現代人は食べてばかりであまり運動しないため、過剰にエネルギーを取りすぎる傾向があります。そのため高カロリーの糖質を制限し糖新生によってエネルギーを賄って痩せましょうというのが、いわゆる糖質制限の考え方です。
しかしハチドリは、この糖新生に関わる酵素を捨てることで、エネルギー源を糖分だけに絞り、その吸収や処理の効率化に特化したと考えられるのです。
では糖新生の機能が失われると、どういう変化が身体に起きるのでしょうか?
研究では鳥類の筋細胞を使った実験で、FBP2を作り出す遺伝子をノックアウト(不活性化)したところ、エネルギーを産生するミトコンドリアの活動が活性化し数も増加して、糖代謝が大幅に向上することが実証されました。
つまり、ハチドリはエネルギー生産の方法を、糖の摂取に一本化し余分な遺伝子を削ぎ落とすということで、糖代謝を大幅に効率化させていたのです。

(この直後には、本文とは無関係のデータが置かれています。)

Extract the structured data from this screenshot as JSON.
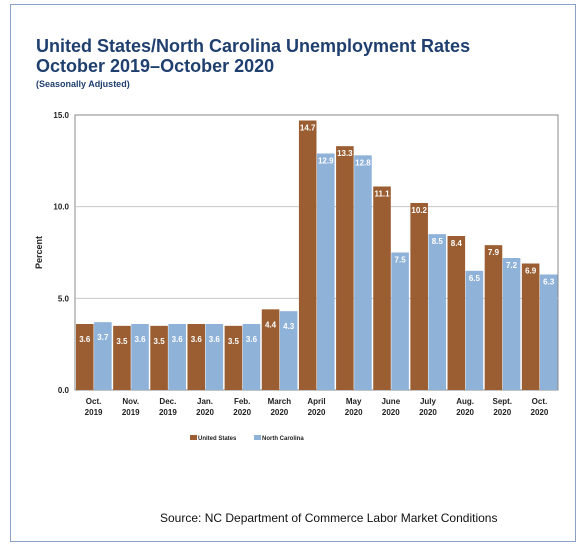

これはある種、欲しい能力だけに極振りしている状態とも言えるでしょう。
さらに調査を進めたところ研究チームは、この遺伝子がホバリング飛行と蜜の摂食が進化した約4,800万~3,000万年前のハチドリの共通祖先において、すでに失われていることがわかりました。
つまり、この遺伝子の喪失がハチドリをホバリングに特化した鳥へと進化させる上で重要なステップになっていたと考えられるのです。

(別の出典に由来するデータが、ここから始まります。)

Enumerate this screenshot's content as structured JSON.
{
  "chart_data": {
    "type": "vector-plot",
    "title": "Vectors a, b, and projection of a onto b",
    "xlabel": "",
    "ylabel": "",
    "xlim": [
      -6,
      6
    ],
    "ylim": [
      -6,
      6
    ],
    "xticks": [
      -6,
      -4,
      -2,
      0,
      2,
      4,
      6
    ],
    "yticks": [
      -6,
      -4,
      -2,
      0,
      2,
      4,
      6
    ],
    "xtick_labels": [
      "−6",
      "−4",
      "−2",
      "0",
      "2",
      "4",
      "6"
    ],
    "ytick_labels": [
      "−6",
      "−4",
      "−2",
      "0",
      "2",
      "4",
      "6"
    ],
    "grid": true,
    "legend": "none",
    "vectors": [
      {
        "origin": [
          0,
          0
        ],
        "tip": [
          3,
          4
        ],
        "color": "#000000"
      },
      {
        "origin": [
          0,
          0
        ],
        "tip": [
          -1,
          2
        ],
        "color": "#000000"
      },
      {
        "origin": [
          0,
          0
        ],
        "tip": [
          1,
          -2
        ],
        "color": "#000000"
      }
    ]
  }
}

このためハチドリは、糖が得られない状況に極端に弱い可能性がありますが、この遺伝的適応により、1秒間に80回という驚異のホバリング能力を手にできたようです。
研究主任のマイケル・ヒラー(Michael Hiller)氏は「今回の結果は、FBP2の喪失が、真のホバリングに必要な代謝レベルを進化させる上で重要なステップであったことを示している」と述べています。